Court File and Parties
COURT FILE NO.: 3357/17 DATE: 2019 03 27 SUPERIOR COURT OF JUSTICE - ONTARIO
RE: J.A.B., Respondent on Appeal and on Motion AND: M.G., Appellant and Moving Party
BEFORE: Conlan J.
COUNSEL: Martin Schulz, Counsel for J.A.B. M.G., Self-Represented
HEARD: March 27, 2019
ENDORSEMENT ON MOTION FOR LEAVE TO ADDUCE FRESH EVIDENCE ON APPEAL
I. Introduction
[1] In fairly extensive typed Reasons for Judgment dated July 21, 2017, Justice Kurz, then of the Ontario Court of Justice, resolved a dispute between two parents: mother J.A.B. and father M.G.
[2] The parents could not agree on whether their teenage son, L.P.B.G., should be prescribed medication for his diagnosed Attention Deficit Hyperactivity Disorder (“ADHD”). The mother said yes. The father said no. The Judge agreed with the mother.
[3] Among other things, the Judge ordered that J.A.B. have the exclusive right to consent to the prescribing of ADHD medication to the child and that M.G. not interfere with that.
[4] The father has appealed the said Final Order. In the context of that Appeal, the father moves for an Order to allow him to file evidence that was not before the lower Court: a 2010 study about ADHD medication commissioned by the Government of Western Australia, Briefs and transcripts from Case Conferences that preceded the Order being appealed from, a missing excerpt from a transcript of the proceeding on July 21, 2017 (the date that the Order under review was made), and tutoring receipts and school records related to the child’s 2017-2018 and 2018-2019 academic years.
[5] The father’s Motion is opposed by the mother.
II. The Test
[6] Both sides agree on what test ought to be applied to the father’s Motion to adduce fresh evidence on the Appeal: that set out by the Court of Appeal for Ontario in Sengmueller v.

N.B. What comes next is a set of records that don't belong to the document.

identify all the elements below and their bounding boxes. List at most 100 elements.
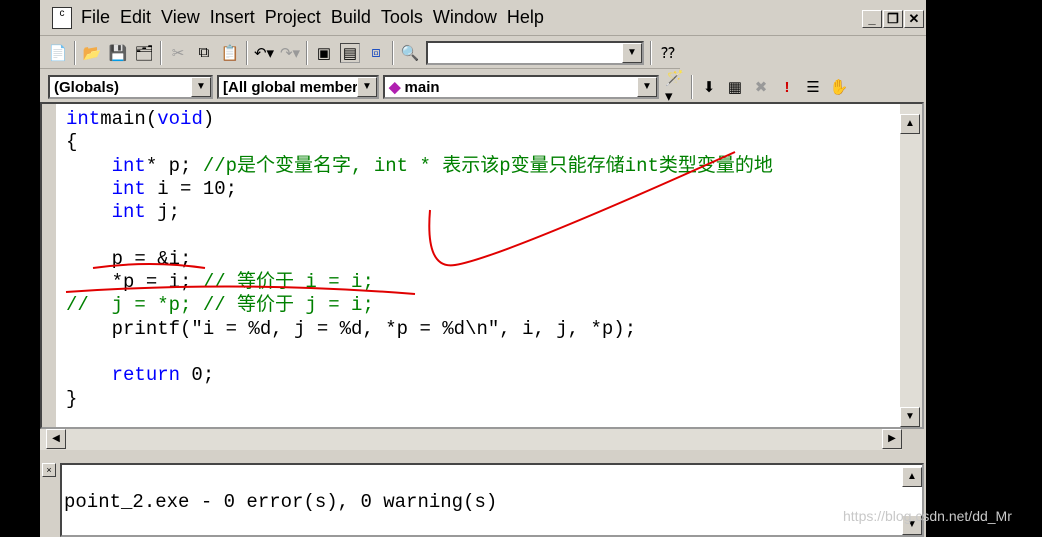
members-combo[interactable]: [All global member ▼	[217, 75, 379, 99]
code-line: printf("i = %d, j = %d, *p = %d\n", i, j…	[66, 318, 773, 341]
cut-icon[interactable]: ✂	[168, 43, 188, 63]
separator	[306, 40, 308, 65]
keyword: int	[111, 201, 146, 224]
code-line: int* p; //p是个变量名字, int * 表示该p变量只能存储int类型…	[66, 155, 773, 178]
separator	[392, 40, 394, 65]
copy-icon[interactable]: ⧉	[194, 43, 214, 63]
code-line: {	[66, 131, 773, 154]
undo-icon[interactable]: ↶▾	[254, 43, 274, 63]
output-window[interactable]: point_2.exe - 0 error(s), 0 warning(s) ▲…	[60, 463, 924, 537]
breakpoint-hand-icon[interactable]: ✋	[829, 77, 849, 97]
class-combo-value: (Globals)	[54, 78, 120, 96]
separator	[650, 40, 652, 65]
code-editor[interactable]: intmain(void){ int* p; //p是个变量名字, int * …	[40, 102, 924, 429]
code-text: j;	[145, 201, 181, 224]
code-text: *p = i;	[66, 271, 203, 294]
keyword: int	[66, 108, 101, 130]
code-text: printf("i = %d, j = %d, *p = %d\n", i, j…	[66, 317, 637, 340]
chevron-down-icon[interactable]: ▼	[357, 77, 377, 97]
menu-insert[interactable]: Insert	[205, 7, 260, 28]
minimize-button[interactable]: _	[862, 10, 882, 28]
code-line: }	[66, 388, 773, 411]
build-result-text: point_2.exe - 0 error(s), 0 warning(s)	[64, 491, 498, 513]
chevron-down-icon[interactable]: ▼	[622, 42, 642, 63]
code-text: i = 10;	[145, 177, 238, 200]
code-line: int i = 10;	[66, 178, 773, 201]
menu-project[interactable]: Project	[260, 7, 326, 28]
standard-toolbar: 📄 📂 💾 🗂 ✂ ⧉ 📋 ↶▾ ↷▾ ▣ ▤ ⧈ 🔍 ▼ ⁇	[40, 37, 680, 69]
scroll-up-icon[interactable]: ▲	[902, 467, 922, 487]
comment: // 等价于 i = i;	[202, 271, 374, 294]
horizontal-scrollbar[interactable]: ◀ ▶	[40, 429, 902, 450]
chevron-down-icon[interactable]: ▼	[191, 77, 211, 97]
menu-tools[interactable]: Tools	[376, 7, 428, 28]
keyword: return	[111, 364, 181, 387]
source-code[interactable]: intmain(void){ int* p; //p是个变量名字, int * …	[66, 108, 773, 411]
restore-button[interactable]: ❐	[883, 10, 903, 28]
menu-help[interactable]: Help	[502, 7, 549, 28]
function-combo[interactable]: ◆ main ▼	[383, 75, 659, 99]
function-icon: ◆	[389, 79, 401, 96]
code-text: )	[202, 108, 215, 130]
separator	[160, 40, 162, 65]
stop-build-icon[interactable]: ✖	[751, 77, 771, 97]
output-window-icon[interactable]: ▤	[340, 42, 360, 63]
workspace-icon[interactable]: ▣	[314, 43, 334, 63]
wizard-action-icon[interactable]: 🪄▾	[665, 70, 685, 105]
code-text: main(	[100, 108, 158, 130]
search-binoculars-icon[interactable]: ⁇	[658, 43, 678, 63]
keyword: int	[111, 154, 146, 177]
members-combo-value: [All global member	[223, 78, 359, 96]
close-button[interactable]: ✕	[904, 10, 924, 28]
menu-build[interactable]: Build	[326, 7, 376, 28]
scroll-left-icon[interactable]: ◀	[46, 429, 66, 449]
execute-icon[interactable]: !	[777, 77, 797, 97]
keyword: void	[157, 108, 203, 130]
redo-icon[interactable]: ↷▾	[280, 43, 300, 63]
menu-file[interactable]: File	[76, 7, 115, 28]
code-line: intmain(void)	[66, 108, 773, 131]
wizard-bar: (Globals) ▼ [All global member ▼ ◆ main ▼ 🪄▾…	[40, 70, 926, 105]
save-all-icon[interactable]: 🗂	[134, 43, 154, 63]
keyword: int	[111, 177, 146, 200]
scroll-down-icon[interactable]: ▼	[900, 407, 920, 427]
vertical-scrollbar[interactable]: ▲ ▼	[900, 104, 922, 427]
scroll-right-icon[interactable]: ▶	[882, 429, 902, 449]
menu-window[interactable]: Window	[428, 7, 502, 28]
class-combo[interactable]: (Globals) ▼	[48, 75, 213, 99]
paste-icon[interactable]: 📋	[220, 43, 240, 63]
code-text: {	[66, 131, 78, 154]
window-list-icon[interactable]: ⧈	[366, 43, 386, 63]
separator	[74, 40, 76, 65]
app-icon[interactable]: c	[52, 6, 72, 29]
save-icon[interactable]: 💾	[108, 43, 128, 63]
code-text: }	[66, 387, 78, 410]
build-icon[interactable]: ▦	[725, 77, 745, 97]
find-combo[interactable]: ▼	[426, 40, 644, 65]
close-output-icon[interactable]: ×	[42, 463, 56, 477]
ide-window: c File Edit View Insert Project Build To…	[40, 0, 926, 537]
code-text: * p;	[145, 154, 203, 177]
code-text: p = &i;	[66, 247, 226, 270]
chevron-down-icon[interactable]: ▼	[637, 77, 657, 97]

Sengmueller (1994), 17 O.R. (3d) 208. The parties disagree only on the application of that test.
[7] There are three criteria for the admission of fresh evidence on appeal: (i) the tendered evidence must be credible, and (ii) it must not have been able to be obtained, with reasonable diligence, before the decision under review was made, and (iii) it must be seen as being likely conclusive of an issue on appeal, if admitted.
III. Decision
[8] We can glean much from one paragraph of Justice Kurz’s Reasons for Judgment, paragraph 85. His Honour found that ADHD medication was the best form of therapy for the child. And His Honour found that the father was not open to ADHD drug therapy.
[9] M.G.’s Appeal has no chance of success unless it is determined that one or both of those findings was in error.
[10] On the first finding, M.G. submits that His Honour misinterpreted and/or overstated the medical evidence that was before him, including the Psycho-educational Test Report authored by Dr. Saunders and dated December 2016. I express no view on whether there is merit to that submission. What I do know for certain is that the proposed fresh evidence is neither necessary nor helpful to determining the merit of that submission.
[11] On the second finding, M.G. submits that His Honour erred in misinterpreting the father’s position vis a vis medication for his son’s ADHD. M.G. asserts that he was never completely opposed to any medication. Again, I express no view on whether there is merit to that submission, but certainly the proposed fresh evidence is not relevant to determining the merit of that submission.
[12] Put another way, M.G. wants to argue that His Honour committed palpable and overriding errors of fact which justify intervention on appeal. He is free to make that argument. He has all the tools necessary to make that argument, quite apart from the proposed fresh evidence.
[13] The bottom line is this. Assuming, without deciding, that it would be appropriate for an appellate court in a family law proceeding to review Briefs and transcripts from Conferences in the lower Court, and assuming, without deciding, that a seven year-old study from another country is relevant and could not have been obtained and put before the lower Court, and assuming, without deciding, that the tutoring receipts and school records sought to be tendered by the father are relevant, the father’s Motion is defeated on the third criterion.
[14] None of the materials sought to be tendered by the father could possibly be seen as being likely conclusive of an issue to be decided by the Justice hearing the Appeal. More specifically, none of the materials is likely conclusive of determining that the Judge at first instance erred in either or both of the findings outlined above.
[15] On that ground alone, the Motion must be dismissed. So ordered.
[16] There is one exception. If it is true that there is a missing portion of the transcript of the proceeding in the Ontario Court of Justice on July 21, 2017, then that shall be cured forthwith.
[17] Finally, counsel for the mother submits that there are materials filed by M.G. in the Appeal Book that should be struck. I decline to deal with that issue today. There is no Motion brought by the mother asking for that relief. The father did not address that issue in his submissions today. And that request can be taken up with the Justice hearing the Appeal, if not before.